Last year the Feast of the Epiphany came and went for my wife and me during our first year of marriage, however, later that day we said to each other that when our child is born next year, we would like to start the tradition of blessing our home each year. Today, just around two hours ago, after getting home from 7:30 AM Mass and eating breakfast, together, with our son in my wife’s arms, we blessed our home with the Epiphany Home Blessing. We said the prayers together, I marked the door frames and the outside door with the inscription (see below) and then went from room to room blessing each space with our small bottle of Epiphany Water.
If you have never done this short ceremony with your family, I would highly encourage you to do so today or tomorrow, most especially if you have children in your home. Last night on my personal Facebook page, I posted the picture below of our Epiphany Water and chalk, and it was well-received from many of my friends. Some of them were already going to do house blessing today and some of them said that they did not know about it, but would attain some chalk and holy water (if you can’t get Epiphany Water) and plan on doing it at some point today.
The tradition of blessing the home on Epiphany is an ancient custom in the Church. The custom focuses on the day when the Magi, or the Three Wise Men, entered the home of the Holy Family where they brought their gifts of Gold, Frankincense, and Myrrh, to a young Jesus Christ about the age of two.
In order to do the Epiphany House Blessing, you will need three things:
- Epiphany Water (regular holy water should do if you can’t find a priest to do the blessing today. However, as my Pastor and a few friends said, Epiphany Water is like holy water on steroids).
- Chalk (Blessed chalk by a priest is great, however, it’s optional).

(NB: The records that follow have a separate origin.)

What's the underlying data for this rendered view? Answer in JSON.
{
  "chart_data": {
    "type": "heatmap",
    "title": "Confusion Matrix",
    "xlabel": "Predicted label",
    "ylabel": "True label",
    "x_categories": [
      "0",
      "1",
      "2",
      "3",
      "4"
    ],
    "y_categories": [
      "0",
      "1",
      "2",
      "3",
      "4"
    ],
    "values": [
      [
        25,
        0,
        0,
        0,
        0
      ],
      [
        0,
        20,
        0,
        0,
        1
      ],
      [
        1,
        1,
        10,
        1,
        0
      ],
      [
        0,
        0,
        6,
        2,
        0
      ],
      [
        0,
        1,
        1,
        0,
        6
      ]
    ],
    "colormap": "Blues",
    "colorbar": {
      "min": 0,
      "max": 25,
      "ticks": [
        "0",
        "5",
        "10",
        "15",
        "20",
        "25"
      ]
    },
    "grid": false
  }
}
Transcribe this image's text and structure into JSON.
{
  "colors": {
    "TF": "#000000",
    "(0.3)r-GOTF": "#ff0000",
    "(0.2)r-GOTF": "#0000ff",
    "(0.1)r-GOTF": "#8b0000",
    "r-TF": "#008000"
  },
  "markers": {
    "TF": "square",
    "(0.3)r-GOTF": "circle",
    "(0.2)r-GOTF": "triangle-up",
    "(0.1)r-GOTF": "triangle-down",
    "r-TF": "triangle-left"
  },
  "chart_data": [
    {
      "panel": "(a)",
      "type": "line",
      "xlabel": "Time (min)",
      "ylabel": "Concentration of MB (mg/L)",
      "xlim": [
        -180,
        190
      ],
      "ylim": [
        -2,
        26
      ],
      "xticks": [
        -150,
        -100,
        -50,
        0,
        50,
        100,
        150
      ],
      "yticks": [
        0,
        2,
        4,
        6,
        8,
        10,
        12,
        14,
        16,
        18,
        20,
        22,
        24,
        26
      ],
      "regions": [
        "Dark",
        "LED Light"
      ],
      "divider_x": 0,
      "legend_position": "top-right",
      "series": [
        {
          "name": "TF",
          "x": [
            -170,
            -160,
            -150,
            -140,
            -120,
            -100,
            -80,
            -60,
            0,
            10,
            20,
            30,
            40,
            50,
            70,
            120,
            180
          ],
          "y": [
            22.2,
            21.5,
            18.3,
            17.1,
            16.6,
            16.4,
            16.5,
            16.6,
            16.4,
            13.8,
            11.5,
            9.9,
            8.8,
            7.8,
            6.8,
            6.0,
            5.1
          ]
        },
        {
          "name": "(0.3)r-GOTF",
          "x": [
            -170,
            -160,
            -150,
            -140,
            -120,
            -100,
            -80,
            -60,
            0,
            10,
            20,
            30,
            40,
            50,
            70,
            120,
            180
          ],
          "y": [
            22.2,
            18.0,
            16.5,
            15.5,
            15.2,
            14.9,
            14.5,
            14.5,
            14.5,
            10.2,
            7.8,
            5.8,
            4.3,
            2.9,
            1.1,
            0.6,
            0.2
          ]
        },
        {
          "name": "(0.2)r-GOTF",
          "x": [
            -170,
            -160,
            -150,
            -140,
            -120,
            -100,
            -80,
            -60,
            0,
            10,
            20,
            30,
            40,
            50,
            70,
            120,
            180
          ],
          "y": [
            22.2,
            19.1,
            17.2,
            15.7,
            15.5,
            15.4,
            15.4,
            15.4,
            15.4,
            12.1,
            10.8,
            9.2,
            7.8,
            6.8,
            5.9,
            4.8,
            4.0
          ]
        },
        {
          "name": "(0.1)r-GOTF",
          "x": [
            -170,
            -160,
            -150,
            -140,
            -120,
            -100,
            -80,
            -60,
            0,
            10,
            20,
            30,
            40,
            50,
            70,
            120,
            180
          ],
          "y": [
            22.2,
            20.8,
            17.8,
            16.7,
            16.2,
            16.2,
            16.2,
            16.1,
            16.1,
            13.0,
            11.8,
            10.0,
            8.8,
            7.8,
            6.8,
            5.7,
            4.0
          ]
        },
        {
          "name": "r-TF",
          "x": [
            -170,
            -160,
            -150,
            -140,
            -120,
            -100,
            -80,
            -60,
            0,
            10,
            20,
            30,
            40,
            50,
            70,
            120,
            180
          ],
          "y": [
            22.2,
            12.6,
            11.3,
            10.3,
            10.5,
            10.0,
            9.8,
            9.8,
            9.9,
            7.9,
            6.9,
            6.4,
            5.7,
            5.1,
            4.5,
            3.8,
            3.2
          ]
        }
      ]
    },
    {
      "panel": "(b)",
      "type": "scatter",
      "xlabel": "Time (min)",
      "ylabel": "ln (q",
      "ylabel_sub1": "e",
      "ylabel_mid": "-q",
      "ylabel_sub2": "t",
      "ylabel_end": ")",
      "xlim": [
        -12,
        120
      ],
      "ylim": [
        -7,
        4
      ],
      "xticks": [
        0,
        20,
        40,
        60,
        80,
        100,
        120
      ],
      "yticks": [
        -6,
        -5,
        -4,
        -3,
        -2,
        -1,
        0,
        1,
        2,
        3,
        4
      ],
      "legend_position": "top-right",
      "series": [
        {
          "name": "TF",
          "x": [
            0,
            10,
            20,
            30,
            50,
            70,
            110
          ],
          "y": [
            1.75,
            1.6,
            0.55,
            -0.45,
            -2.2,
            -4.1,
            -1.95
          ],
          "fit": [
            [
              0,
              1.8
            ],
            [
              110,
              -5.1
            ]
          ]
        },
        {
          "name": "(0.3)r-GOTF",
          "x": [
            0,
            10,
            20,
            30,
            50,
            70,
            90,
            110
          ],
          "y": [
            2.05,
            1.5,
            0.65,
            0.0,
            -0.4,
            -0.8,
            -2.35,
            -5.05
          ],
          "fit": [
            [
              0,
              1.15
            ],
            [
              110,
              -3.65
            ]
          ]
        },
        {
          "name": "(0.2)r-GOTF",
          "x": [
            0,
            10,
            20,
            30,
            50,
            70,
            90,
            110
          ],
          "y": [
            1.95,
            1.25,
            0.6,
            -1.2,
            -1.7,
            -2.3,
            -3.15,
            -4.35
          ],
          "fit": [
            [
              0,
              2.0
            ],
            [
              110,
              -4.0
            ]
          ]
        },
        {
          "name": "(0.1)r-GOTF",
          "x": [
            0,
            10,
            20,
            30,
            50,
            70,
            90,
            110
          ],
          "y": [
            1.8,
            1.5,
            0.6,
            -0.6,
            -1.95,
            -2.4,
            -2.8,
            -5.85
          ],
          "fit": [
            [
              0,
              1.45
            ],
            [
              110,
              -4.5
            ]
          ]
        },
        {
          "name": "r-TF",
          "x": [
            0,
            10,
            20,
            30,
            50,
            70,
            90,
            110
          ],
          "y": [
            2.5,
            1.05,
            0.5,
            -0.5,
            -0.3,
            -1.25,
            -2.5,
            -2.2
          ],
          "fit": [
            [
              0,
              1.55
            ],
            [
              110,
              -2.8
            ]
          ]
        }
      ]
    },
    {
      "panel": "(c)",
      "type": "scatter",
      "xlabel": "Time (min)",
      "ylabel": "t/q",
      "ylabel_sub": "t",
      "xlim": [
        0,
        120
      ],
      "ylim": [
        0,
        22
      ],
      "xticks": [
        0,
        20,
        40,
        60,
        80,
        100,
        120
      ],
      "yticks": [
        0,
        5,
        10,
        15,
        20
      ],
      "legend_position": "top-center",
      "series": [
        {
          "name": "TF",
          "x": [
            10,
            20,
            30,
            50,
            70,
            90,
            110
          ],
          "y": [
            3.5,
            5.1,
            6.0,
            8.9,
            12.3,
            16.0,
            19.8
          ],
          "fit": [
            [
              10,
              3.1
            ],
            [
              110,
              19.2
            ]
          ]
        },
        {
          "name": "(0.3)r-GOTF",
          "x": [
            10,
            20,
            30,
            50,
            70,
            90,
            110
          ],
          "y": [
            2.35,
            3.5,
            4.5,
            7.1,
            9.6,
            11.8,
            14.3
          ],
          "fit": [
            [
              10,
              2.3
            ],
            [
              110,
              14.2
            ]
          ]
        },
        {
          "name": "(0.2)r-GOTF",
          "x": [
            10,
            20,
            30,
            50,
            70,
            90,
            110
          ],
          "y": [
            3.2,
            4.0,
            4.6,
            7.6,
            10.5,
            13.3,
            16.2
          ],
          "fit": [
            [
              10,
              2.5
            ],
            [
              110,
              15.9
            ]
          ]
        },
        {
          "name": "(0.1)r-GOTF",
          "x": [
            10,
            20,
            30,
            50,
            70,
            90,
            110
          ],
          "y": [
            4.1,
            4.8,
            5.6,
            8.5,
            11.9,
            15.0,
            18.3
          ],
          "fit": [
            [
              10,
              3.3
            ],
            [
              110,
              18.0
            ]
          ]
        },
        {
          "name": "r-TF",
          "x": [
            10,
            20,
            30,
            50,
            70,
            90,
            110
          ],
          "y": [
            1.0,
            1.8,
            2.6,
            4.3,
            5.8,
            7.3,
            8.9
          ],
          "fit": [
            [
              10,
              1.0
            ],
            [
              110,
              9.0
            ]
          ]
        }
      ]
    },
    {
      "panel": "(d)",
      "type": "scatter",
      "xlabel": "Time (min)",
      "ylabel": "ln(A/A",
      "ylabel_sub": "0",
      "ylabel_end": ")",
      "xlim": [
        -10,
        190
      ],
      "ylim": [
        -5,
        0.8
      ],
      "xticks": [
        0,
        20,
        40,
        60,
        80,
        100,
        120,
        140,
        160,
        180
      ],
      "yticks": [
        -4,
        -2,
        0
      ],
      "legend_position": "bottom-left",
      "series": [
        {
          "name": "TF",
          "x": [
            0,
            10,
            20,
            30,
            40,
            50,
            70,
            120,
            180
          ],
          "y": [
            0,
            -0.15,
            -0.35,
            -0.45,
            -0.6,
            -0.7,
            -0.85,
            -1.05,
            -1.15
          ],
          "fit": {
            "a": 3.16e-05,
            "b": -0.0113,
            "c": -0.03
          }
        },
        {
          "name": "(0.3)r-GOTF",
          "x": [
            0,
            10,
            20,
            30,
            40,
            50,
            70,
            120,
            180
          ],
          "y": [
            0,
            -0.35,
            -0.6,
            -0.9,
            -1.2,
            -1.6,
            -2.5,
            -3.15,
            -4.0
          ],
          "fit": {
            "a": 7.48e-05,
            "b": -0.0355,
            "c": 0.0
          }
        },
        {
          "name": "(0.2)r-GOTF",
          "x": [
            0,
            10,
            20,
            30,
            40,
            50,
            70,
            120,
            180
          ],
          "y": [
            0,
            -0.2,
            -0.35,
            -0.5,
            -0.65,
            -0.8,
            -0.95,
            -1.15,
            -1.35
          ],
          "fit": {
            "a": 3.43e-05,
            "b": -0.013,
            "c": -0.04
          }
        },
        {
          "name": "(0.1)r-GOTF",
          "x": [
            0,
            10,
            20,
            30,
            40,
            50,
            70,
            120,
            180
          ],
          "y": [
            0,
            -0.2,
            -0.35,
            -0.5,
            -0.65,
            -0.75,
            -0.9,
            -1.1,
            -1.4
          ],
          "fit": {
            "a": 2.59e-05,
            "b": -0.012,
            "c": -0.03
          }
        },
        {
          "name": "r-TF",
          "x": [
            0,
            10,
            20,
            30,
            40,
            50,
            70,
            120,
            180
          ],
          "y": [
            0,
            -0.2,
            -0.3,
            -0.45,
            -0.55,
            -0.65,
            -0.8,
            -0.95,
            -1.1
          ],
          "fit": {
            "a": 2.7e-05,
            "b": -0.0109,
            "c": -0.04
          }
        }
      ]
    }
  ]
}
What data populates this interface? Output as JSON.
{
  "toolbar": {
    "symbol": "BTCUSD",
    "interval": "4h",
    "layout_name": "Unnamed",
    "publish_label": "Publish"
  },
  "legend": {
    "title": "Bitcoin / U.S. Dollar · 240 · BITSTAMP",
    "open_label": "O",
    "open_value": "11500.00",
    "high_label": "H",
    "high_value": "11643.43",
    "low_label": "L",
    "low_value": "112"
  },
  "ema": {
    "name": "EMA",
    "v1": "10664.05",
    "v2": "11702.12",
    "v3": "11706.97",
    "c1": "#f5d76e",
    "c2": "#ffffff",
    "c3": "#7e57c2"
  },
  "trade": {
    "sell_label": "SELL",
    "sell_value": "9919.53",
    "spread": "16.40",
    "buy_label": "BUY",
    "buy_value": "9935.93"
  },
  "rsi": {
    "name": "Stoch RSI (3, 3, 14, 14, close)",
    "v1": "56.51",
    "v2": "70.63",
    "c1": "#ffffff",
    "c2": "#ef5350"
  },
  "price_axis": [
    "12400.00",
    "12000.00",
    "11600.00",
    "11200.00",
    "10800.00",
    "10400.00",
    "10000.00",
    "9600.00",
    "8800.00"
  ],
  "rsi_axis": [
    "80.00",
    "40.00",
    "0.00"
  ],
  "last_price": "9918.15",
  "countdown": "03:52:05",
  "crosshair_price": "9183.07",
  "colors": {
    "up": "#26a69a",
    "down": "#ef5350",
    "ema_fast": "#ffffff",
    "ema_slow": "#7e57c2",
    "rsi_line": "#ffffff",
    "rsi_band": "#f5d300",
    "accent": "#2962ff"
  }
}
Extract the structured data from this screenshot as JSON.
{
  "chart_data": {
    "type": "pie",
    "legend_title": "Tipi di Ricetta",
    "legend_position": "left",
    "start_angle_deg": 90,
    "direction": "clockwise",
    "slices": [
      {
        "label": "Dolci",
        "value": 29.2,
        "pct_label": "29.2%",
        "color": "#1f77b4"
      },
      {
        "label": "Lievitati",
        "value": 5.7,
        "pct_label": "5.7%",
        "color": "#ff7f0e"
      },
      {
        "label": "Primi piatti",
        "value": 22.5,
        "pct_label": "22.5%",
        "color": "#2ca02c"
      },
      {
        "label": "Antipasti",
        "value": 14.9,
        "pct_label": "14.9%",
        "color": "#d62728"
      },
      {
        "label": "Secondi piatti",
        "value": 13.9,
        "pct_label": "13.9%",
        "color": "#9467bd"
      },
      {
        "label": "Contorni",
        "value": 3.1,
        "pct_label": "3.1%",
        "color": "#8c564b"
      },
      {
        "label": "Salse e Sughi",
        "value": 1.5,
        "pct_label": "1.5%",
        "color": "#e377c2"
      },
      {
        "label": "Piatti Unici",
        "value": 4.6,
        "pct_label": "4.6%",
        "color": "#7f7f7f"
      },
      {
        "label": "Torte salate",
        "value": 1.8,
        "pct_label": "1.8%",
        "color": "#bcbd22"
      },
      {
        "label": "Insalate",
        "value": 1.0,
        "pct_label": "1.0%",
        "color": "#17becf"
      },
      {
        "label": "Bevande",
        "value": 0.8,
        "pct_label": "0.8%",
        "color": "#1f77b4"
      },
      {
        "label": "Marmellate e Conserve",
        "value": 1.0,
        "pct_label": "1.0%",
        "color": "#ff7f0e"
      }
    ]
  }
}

- The ceremony itself (I found online these online, but feel free to do a search online. Some of the ceremonies are very simple and some are incredibly detailed. Find the one that best fits your family) –
a. Family in Feast and Feria (this is the one my family did today).
When the ceremony is complete, on the door frames the current year should flank the letters “C”, “M”, and “B” with crosses in between. The final inscription will read like this: 20+C+M+B+20.
The letters not only represent the names of the Magi – Caspar, Melchior, and Balthasar but the Latin phrase, Christus Mansionem Benedicat, which means Christ bless this house.
Per the tradition from my wife’s family, we not only chalked the doors entering our home (front door and garage), but we also chalked the inscription over the bedroom doors as well. It will remind us all year that our home is always open to receiving Jesus Christ as well as our family and friends.